Intuitive understanding and practice of Group Lasso I have been searching for a straight answer to clarify myself about the use of dummy variables in Lasso regression. I understand why we need to group them but I could not find any clear information on how we actually group them. My understanding is that (let's assume my categorical variable is crash type that has 4 sub levels




Crash Type 1
Crash Type 2
Crash Type 3




1
0
0


0
1
0


1
0
0




I group 2-3, and create a single variable then pick only this (Crash Type2-3, do not include crash type since it is my reference point) in my Lasso




Crash Type 1
Crash Type 2-3




1
0


0
1


1
0




Do I understand this correctly?
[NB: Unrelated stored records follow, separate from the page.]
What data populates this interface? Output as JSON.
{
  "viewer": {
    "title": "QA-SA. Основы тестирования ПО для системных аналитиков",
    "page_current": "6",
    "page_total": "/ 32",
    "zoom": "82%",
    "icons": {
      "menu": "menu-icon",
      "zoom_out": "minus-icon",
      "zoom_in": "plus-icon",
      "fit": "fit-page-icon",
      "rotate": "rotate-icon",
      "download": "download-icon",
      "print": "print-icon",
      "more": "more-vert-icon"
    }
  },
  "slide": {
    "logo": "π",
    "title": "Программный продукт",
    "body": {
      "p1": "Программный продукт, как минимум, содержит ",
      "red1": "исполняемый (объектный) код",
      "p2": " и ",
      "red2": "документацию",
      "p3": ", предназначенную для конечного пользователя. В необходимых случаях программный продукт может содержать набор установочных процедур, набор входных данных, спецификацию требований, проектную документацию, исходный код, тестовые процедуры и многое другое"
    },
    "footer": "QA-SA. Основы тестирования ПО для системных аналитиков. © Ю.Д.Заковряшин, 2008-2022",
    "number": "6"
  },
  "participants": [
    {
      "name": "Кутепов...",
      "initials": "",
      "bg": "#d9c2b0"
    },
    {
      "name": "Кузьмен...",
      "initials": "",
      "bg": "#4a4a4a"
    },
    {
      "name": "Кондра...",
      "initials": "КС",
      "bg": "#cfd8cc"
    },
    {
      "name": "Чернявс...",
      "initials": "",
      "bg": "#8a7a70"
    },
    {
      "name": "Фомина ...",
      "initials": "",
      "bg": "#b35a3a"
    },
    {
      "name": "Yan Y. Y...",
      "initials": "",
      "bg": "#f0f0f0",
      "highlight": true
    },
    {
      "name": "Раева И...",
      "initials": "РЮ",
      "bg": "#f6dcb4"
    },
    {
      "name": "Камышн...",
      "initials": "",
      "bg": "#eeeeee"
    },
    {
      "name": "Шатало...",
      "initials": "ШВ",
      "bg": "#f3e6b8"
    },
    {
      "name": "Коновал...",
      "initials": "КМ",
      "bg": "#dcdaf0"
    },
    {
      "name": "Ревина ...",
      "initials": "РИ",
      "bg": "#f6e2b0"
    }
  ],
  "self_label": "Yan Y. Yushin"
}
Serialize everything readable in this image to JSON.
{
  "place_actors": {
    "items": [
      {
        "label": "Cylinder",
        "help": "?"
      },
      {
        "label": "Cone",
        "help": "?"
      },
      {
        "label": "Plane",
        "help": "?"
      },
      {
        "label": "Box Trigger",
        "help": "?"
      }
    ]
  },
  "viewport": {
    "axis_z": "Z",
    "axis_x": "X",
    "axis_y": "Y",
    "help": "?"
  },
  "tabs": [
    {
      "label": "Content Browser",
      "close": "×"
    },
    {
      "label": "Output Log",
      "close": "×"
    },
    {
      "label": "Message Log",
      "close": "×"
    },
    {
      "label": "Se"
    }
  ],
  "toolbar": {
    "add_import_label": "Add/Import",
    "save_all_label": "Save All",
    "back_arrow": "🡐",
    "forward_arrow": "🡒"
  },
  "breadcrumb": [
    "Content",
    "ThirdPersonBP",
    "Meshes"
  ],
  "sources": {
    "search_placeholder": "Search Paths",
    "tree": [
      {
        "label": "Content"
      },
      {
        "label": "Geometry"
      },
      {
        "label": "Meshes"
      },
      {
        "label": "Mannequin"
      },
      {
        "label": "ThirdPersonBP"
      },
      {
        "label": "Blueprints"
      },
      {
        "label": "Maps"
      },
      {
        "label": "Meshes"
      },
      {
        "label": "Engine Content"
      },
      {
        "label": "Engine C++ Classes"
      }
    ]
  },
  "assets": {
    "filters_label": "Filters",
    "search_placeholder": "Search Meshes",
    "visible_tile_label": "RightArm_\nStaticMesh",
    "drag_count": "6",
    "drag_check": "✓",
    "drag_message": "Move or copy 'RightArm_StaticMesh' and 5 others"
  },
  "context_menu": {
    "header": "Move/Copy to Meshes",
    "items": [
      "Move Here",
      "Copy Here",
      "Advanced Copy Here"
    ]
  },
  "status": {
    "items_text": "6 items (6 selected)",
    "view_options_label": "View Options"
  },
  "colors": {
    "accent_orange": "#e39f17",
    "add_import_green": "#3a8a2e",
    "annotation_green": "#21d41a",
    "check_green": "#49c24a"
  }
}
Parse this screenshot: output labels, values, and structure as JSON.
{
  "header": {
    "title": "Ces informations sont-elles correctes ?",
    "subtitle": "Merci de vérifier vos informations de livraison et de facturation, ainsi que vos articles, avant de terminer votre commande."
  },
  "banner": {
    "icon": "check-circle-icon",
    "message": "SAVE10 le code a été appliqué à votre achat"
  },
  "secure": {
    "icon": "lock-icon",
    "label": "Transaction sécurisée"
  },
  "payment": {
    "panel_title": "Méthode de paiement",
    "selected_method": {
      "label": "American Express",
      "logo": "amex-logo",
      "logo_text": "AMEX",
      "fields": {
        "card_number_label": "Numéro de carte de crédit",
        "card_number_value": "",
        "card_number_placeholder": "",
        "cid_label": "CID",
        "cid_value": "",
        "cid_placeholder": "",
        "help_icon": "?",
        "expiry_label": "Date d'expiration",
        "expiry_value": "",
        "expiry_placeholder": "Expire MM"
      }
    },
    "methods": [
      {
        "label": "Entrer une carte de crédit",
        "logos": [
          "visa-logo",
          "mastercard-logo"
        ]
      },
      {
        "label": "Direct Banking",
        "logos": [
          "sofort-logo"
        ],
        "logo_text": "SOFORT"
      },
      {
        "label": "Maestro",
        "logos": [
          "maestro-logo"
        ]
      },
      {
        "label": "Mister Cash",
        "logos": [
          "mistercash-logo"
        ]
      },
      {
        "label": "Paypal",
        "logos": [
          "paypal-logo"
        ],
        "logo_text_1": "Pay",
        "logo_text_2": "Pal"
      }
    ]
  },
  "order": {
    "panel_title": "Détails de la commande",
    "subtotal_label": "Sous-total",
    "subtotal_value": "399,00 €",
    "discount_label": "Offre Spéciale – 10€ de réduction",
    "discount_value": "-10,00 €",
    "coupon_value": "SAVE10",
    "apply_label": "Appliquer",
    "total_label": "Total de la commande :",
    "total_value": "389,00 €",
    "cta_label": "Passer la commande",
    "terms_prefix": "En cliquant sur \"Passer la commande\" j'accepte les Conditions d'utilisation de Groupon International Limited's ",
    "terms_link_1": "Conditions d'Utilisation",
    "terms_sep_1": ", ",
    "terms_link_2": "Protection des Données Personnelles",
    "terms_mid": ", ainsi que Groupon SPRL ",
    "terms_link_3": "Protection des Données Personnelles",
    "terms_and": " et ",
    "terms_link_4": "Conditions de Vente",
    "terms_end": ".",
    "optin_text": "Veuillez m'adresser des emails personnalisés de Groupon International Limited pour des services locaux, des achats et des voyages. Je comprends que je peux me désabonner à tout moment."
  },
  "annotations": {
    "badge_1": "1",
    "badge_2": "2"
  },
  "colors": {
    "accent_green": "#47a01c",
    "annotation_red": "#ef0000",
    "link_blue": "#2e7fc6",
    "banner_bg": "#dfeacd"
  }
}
Is it what we mean by group lasso
Thanks
 A: For Group LASSO you just use any coding scheme that gives a sub-matrix of full rank for each group; e.g. reference-level coding for a categorical predictor, in this case giving columns of indicator variables for 'Crash Type 2' & 'Crash Type 3'. The L1-norm penalty is applied to the groupwise L2-norms of the coefficients, ensuring that either all coefficients in a group are shrunk to zero or none of them. And usually you orthonormalize each sub-matrix, ensuring that equivalent coding schemes result in equivalent models (e.g. it would make no odds if you picked 'Crash Type 3' as the reference level). See Why use group lasso instead of lasso?.
Even if you're using the ordinary LASSO, you still don't need to merge levels of categorical variables if you don't mind that some coefficients might be shrunk to zero & others not. (Some people overparametrize by using 'one-hot' encoding—including an indicator variable for every level— to avoid the model's depending on an arbitrary choice of reference level, though that doesn't apply to other situations where a predictor is represented by multiple columns in the design matrix.) An arbitrary merging of levels doesn't make much sense, & destroys potentially predictive information. If sparsity of level coefficients within a categorical variable is in fact among your goals, there are principled ways of merging levels—you might be interested in some version of the Fused Lasso (see Penalized methods for categorical data: combining levels in a factor).